A group of keepers quickly assembled. They threw the bear hunks of horse-meat, whacked at it with crowbars and tried to lasso it, to no avail. The bear went after one man, threw him to the ground and ripped through his scalp. Streaming with blood, the prone man told his mates to shoot the bear. "Shoot quickly." One of the keepers shot at the bear's shoulder from behind, and—improbably—killed it.
I say 'improbably' because in another polar-bear-leaps-into-crowd incident at a 20th century Australian zoo (not the only other time it happened), yet another group of keepers surrounded the escapee with guns, shooting at it over and over. The bullets bounced off the enraged beast, until one man placed the muzzle of his gun right up against the bear's head and pulled the trigger.
An article in The Argus about the 1925 incident concluded that Melbourne was lucky; the most significant consequences were only one casualty and the loss of a bear worth £200. Today, by contrast, the pointless death of a polar bear would cause great sorrow and shame, even more so that the species is endangered, and the Zoo itself would be in significant trouble. But there was a fantastic blamelessness around the event. The design of the enclosure was from the US and Europe, the article explained. Clearly, the walls should be raised. Indeed.
It's tempting to look back and judge the zoos ignorant, and of course they were, but no one born today would have done any better a hundred years ago. Much of what we know about zoo animals feels like truism now—Do not throw coins to the seals, Do not give the orangutans matches, Do not assume polar bears can't jump—but it's been a long process of trial and error. We have learned a lot from our mistakes over the last 100 years.
Among them, the Zoo no longer keeps snakes by the hundreds in a pit or lets the dingoes roam free.

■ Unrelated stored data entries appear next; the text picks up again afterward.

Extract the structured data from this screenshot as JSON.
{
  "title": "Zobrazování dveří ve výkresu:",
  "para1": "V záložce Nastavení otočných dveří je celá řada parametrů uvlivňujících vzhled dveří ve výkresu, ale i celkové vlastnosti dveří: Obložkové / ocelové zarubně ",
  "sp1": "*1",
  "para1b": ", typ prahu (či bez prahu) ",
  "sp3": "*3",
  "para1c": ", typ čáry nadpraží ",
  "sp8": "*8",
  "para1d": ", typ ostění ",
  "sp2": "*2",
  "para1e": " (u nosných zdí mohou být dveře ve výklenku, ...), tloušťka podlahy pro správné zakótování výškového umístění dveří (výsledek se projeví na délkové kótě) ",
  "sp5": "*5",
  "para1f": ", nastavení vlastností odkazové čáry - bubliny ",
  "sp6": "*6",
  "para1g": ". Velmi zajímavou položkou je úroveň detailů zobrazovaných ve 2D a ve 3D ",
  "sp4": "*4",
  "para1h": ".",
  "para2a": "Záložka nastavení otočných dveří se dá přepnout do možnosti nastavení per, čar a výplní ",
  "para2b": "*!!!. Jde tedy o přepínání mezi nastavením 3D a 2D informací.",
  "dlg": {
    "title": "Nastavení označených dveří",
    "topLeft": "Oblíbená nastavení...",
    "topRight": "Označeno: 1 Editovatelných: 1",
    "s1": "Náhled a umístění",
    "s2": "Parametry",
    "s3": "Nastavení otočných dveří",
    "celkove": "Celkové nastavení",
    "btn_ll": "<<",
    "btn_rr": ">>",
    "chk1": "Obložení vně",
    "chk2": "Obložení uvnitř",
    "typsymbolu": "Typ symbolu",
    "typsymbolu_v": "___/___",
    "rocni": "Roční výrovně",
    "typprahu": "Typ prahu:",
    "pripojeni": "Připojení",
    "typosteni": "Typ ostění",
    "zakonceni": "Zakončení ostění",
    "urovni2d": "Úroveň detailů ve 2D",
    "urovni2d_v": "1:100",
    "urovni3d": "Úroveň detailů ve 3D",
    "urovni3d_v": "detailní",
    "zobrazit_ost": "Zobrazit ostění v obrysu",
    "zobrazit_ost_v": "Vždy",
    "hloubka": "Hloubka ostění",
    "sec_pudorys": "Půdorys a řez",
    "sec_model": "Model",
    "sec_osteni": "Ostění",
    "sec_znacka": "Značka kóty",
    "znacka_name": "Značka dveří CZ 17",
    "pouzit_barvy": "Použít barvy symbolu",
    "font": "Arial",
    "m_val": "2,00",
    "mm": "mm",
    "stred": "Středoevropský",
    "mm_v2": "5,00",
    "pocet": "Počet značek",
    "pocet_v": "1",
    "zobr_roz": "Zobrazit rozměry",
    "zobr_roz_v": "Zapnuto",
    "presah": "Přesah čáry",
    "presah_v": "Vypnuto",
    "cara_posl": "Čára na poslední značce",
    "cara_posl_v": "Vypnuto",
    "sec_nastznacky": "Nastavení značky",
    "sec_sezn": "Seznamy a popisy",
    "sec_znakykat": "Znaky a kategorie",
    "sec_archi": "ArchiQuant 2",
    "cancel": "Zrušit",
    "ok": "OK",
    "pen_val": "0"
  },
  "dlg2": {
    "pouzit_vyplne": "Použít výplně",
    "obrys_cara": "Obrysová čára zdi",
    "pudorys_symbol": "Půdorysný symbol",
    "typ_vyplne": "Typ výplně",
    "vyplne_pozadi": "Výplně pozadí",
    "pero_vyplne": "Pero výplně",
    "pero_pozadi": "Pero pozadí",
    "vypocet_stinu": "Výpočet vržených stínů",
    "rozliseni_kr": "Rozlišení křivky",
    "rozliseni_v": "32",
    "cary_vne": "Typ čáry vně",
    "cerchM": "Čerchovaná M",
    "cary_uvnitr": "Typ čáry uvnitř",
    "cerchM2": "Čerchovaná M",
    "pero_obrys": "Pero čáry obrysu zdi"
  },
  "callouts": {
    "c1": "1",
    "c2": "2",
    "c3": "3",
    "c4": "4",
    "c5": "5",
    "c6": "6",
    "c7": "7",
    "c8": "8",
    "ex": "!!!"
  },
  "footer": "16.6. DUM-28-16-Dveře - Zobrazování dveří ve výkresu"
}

It does not display its deceased orangutans in a glass cage, no matter how popular they were. Nor does it take in kangaroos from the public, ex-pets that surprisingly grew big and nasty.
In 2012, the Zoo is undergoing another major evolution, and this time it is leading the world. I spoke to Jenny Grey, current CEO of Melbourne Zoo, for The Monthly. She told me about the changes and introduced me to the Lord Howe Island Stick Insect, an unlovely but charismatic creature that despite its renaissance-meets-special-effects-from-“The Mummy” look, was thankfully only 15-cm-long.